Hi,
I'm currently trying to get truly unique aligning paired-end reads in bowtie2, setting -k 1
doesn't help in this case as it just reports the first alignment for each read - but I don't want reads that align more than one time.
It looks like SAM's NH:1:X
-flag is for this, where X is the number of times the read aligns - however, bowtie2 does not seem to set that flag (and I can't find a setting to convince bowtie2 to do so).
My current "solution" is to iterate through the sam/bam-file and discard all IDs that are listed more than two times (once for each element of the pair), however, that's a bit slow as I have to go through the file twice and I have bam-files in the order of several hundred gigabytes.
Is there a better solution?
Thanks!
Hi, I now ran into a problem:
I have these metrics in bowtie2 after a run with
-X 500 -I 0 --no-discordant --no-unal --no-mixed
40949 reads; of these:
40949 (100.00%) were paired; of these:
16772 (40.96%) aligned concordantly 0 times
11759 (28.72%) aligned concordantly exactly 1 time
12418 (30.33%) aligned concordantly >1 times
I got 24177 paired alignments in the SAM-file, which equals the above number of unique and non-unique alignments.

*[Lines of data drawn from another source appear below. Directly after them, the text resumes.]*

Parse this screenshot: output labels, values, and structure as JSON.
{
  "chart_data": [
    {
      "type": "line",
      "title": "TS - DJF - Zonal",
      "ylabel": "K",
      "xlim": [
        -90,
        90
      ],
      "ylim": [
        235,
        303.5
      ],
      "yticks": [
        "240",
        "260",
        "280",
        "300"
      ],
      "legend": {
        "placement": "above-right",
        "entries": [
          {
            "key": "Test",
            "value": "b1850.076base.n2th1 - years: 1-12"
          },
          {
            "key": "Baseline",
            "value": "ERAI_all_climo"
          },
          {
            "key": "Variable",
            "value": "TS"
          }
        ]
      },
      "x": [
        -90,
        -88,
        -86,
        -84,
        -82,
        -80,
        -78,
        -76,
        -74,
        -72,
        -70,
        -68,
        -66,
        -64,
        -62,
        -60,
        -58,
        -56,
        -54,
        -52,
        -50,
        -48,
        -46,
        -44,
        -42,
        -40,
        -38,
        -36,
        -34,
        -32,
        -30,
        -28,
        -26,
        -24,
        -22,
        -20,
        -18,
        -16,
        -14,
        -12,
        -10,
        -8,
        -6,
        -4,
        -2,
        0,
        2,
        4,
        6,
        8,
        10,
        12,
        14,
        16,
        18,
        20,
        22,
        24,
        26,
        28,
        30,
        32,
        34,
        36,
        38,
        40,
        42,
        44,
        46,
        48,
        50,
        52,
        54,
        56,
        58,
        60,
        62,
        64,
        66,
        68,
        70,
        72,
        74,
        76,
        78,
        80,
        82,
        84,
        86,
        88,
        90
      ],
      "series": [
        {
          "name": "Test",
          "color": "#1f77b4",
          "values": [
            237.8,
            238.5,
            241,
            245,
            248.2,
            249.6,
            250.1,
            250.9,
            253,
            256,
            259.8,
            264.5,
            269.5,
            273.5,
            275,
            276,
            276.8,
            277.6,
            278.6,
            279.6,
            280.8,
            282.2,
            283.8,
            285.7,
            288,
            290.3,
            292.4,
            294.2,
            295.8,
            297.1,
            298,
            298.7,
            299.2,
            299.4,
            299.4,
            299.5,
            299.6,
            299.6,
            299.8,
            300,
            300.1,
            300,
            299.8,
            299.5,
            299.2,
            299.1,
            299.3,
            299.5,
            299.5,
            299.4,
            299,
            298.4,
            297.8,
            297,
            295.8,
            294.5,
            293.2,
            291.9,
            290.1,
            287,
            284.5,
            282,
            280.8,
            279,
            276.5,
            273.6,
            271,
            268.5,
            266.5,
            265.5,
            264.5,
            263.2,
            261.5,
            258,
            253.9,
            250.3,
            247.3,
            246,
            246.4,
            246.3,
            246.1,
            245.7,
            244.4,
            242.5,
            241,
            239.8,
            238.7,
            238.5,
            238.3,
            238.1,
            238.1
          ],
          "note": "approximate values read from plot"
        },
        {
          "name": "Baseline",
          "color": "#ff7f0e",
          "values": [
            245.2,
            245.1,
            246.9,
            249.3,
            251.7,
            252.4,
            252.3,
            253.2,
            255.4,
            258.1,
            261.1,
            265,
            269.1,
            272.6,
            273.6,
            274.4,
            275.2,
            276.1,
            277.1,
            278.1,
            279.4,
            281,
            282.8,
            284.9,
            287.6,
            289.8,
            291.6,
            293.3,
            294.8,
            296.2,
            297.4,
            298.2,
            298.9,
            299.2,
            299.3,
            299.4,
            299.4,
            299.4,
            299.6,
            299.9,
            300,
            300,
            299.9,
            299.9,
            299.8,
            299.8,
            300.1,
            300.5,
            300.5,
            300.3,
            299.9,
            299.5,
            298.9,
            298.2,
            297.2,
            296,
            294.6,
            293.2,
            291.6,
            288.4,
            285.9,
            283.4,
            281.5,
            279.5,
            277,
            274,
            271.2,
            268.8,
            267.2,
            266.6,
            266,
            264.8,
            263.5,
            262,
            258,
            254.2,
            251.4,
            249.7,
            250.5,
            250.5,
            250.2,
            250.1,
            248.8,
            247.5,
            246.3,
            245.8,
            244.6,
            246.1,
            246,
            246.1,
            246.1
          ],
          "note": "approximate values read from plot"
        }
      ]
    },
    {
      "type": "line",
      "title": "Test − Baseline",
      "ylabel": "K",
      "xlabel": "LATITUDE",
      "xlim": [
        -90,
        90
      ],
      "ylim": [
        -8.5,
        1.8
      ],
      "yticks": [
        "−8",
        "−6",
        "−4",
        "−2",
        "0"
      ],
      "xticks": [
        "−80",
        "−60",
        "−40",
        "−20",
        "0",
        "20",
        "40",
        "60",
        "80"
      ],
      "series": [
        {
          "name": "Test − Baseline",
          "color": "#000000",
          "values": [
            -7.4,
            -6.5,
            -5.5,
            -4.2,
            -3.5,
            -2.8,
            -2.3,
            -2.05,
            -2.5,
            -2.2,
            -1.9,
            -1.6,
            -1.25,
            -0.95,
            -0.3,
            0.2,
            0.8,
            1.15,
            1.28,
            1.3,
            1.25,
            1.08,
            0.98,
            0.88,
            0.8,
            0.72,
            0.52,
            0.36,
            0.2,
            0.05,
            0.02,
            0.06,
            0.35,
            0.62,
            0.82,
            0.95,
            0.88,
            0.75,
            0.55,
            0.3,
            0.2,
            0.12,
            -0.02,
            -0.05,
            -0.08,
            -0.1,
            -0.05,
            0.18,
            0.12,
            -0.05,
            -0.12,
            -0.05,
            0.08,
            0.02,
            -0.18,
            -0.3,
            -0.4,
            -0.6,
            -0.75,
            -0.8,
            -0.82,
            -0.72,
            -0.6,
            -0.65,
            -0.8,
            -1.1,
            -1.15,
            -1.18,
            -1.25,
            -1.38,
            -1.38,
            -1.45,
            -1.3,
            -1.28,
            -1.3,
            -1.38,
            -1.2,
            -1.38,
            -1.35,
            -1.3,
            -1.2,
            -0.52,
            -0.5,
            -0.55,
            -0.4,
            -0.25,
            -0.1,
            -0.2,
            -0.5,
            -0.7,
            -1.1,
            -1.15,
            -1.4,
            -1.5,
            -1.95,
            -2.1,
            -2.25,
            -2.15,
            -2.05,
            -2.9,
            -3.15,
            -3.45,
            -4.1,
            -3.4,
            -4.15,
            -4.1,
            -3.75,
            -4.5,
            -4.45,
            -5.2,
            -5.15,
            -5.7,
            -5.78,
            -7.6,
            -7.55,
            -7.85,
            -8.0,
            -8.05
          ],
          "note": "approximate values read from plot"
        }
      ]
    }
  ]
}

When I check the SAM-file using less or grep, the XS-flag is not present! The metrics say that I got about 30% aligning more than once, but no XS-flag? Does "more than once" mean that the other alignments are worse? How come there's no XS-flag then, as these secondary alignments should have scores?
Did you filter for read quality? If I remember right multi-reads get a mapping quality of 1
Thanks for the reply!
I tried filtering with samtools view -q 2, however the numbers don't match.
I checked the manuals and it seems that a mapping quality of 1 for duplicate reads happens only in bowtie1 - the closest there is in bowtie2 is this: "A mapping quality of 10 or less indicates that there is at least a 1 in 10 chance that the read truly originated elsewhere." - i.e. if I filter by less than 10 I should have a reasonably good indication of "uniqueness".